Captive Co-generation Plants: Selection of optimum configuration – Key to Success

By Anjan Bhattacharya

Large process plants typically demand both power and process steam at multiple pressure levels. While power demand can be met by either in-house generation or from grid or in combination of both, process steam is generated in-house. Selecting the most optimum configuration to meet the process plants’ demand of generating in-house process steam and power either partly or full is always a challenge to the captive plant designers and requires thorough knowledge and experience of process steam/power generation mechanisms and also overall understanding of process dynamics as every co-generation plant is unique and demands customized solution

Hence, replicating co-generation plant configuration from another plant or from existing plant in case of expansion projects could be counterproductive as it may lead to uneconomic plant operation and at times may adversely affect the process plant performance as well.

Majority of the large process plants demand both power and process steam at multiple pressure levels. Requirement of both power and process steam are large and variable. As the plant’s operation depends on the supply of power and process steam, the generation of power and steam must be steady, uninterrupted and at the same time able to cope up with varying demands of process plant.

Typically process steam is generated in-house as steam transportation from distance is never a feasible solution. Generation of power on the other hand depends on multiple factors such as

a)    Variation in load demand with time & peak power demand

b)    Economics, reliability and constraints (if any) of power supply/purchase from utility grid

c)    Optimum utilization of facilities that are otherwise required for process steam generation to generate power as well (co-generation)

d)    Minimum un-interrupted power supply to sustain critical loads even during emergency

e)    Cost economics of purchasing power from grid and generating power in-house without violating technically imposed limitations dictated by process plant’s requirements

In case of expansion of existing process plant, the existing facilities and site constraints also to be considered in addition to the points indicated above to arrive at the most optimum solution

Every co-generation plant is unique as its type, configuration, redundancy, fuel etc. varies to suit the multiple demands of the process plant.  As such optimum design of a co-generation plant needs thorough understanding of power and steam generation process and also the need for power and steam by process plant under all possible operating conditions including abnormal/ emergency conditions.

Such multi directional demands and multiple options of plant configuration pose a huge challenge to plant designers to select the most optimum plant configuration.
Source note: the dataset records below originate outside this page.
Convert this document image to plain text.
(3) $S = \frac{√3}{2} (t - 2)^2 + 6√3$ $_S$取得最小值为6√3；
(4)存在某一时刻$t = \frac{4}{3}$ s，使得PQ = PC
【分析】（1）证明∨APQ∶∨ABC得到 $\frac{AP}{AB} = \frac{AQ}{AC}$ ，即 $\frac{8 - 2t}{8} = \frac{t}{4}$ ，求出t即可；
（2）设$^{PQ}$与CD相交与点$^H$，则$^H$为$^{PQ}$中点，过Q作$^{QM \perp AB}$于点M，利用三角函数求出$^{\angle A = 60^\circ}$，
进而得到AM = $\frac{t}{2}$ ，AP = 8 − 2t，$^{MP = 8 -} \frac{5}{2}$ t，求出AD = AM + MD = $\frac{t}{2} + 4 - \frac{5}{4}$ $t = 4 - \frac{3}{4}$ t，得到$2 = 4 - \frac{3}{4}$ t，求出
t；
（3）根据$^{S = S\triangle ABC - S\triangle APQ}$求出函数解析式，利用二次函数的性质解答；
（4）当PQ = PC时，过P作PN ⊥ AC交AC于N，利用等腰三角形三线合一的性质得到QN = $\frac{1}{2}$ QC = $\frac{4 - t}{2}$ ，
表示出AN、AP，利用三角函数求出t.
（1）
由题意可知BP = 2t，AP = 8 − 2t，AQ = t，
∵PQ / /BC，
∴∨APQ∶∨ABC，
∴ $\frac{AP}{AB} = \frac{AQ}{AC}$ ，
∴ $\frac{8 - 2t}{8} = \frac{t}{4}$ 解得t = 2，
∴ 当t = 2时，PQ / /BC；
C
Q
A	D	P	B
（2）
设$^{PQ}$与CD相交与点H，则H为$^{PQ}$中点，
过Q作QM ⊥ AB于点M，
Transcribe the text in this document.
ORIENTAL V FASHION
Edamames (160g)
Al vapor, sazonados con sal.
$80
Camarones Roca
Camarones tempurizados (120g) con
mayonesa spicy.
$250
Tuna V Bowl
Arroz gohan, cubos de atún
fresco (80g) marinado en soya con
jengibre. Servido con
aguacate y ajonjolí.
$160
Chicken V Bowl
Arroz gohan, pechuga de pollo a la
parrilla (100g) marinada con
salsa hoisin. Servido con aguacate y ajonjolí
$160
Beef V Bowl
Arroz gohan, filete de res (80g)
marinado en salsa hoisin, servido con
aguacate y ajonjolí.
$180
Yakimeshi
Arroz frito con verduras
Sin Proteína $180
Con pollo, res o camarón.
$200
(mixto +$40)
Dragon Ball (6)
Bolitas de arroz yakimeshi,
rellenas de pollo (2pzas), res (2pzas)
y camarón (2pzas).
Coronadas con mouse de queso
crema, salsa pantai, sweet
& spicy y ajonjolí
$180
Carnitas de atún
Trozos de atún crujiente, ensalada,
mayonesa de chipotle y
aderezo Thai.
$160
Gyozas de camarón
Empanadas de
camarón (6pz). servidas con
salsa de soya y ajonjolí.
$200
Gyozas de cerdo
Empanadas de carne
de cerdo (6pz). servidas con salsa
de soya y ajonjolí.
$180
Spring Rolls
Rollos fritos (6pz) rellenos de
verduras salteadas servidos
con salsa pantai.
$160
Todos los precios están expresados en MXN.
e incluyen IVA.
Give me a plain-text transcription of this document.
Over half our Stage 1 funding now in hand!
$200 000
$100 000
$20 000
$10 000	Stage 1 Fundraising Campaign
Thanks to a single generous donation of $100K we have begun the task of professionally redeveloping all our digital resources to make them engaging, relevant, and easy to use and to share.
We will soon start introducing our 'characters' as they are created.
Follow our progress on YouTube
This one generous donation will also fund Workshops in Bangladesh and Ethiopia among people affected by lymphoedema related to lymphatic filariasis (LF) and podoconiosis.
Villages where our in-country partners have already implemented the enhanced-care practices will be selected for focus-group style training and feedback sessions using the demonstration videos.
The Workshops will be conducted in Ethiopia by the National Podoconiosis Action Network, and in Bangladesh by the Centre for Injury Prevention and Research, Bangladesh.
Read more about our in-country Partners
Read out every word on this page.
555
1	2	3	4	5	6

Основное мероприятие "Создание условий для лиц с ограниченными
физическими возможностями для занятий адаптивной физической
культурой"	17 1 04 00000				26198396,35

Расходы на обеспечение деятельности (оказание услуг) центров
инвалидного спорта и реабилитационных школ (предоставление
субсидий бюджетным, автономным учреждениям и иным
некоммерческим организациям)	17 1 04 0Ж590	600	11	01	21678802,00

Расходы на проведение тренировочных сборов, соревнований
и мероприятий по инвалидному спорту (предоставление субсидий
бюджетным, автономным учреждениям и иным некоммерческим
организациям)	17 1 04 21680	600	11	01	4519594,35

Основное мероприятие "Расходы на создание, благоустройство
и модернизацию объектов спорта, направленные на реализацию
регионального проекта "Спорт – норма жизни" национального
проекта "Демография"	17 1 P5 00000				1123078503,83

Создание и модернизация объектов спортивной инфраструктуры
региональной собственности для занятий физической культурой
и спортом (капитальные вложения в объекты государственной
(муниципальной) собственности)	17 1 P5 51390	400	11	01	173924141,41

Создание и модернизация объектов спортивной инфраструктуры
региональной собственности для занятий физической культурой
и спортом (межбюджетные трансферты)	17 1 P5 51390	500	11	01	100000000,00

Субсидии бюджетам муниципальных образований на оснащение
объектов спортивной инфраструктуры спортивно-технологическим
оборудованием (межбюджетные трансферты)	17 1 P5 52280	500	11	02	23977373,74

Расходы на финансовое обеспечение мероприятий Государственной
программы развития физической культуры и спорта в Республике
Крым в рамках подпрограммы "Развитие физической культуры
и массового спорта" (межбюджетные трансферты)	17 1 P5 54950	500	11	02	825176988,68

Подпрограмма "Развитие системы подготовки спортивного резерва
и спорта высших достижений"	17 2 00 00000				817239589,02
TCE has a wealth of knowledge and experience in conceptualizing and designing such co-generation systems both in domestic and in international arena.

In one recent project engineered by TCE, as part of expansion program of existing steel plant, additional power and process steam were required to meet the demand of expansion program.

This steel plant has 7 coal/coke oven gas fired boilers and 5 waste heat boilers of varying capacity and steam parameters operating in tandem with 2 back pressure and 1 extraction condensing steam turbines along with PRDS to supply power and process steam for the entire complex.

TCE first studied the increase in power and steam demand and reconfirmed the requirement of steel plant through detailed discussions with O& M personnel of various units of the steel plant, reworked the additional requirements and submitted to the customer for their concurrence. Simultaneously, the conditions of the existing steam and power generating units were studied to understand and evaluate their capabilities of  generating steam/ power on a long term basis under varying operating scenario. Duly considering these aspects, actual requirement of additional power and steam that need to be met by installing new power/steam generating units to support steel plant expansion program was worked out.

Steel plant expansion included installation of waste heat recovery boilers integral to  coke dry quenching (CDQ) units. With additional steam availability from proposed CDQ units, overall steam and power balance carried out duly considering unit outages so that under no circumstances the steel plant should be starved of steam supply (first priority) followed by power supply with grid power as back up.

While doing this exercise, the assessment of existing facilities to bear the additional loads (for ex. Limitation in existing pipe supporting structure to take additional load imposed a limitation on the quantity of additional steam that can be transported) and other physical constraints in terms of steam pressure/ temperature drop etc. were also given due weightage.

A total of 54 possible options were identified. This list of options then studied at global level and pruned to 10 most feasible options for further study. Finally based on performance benefit, ease of execution and cost consideration the most optimum option was selected.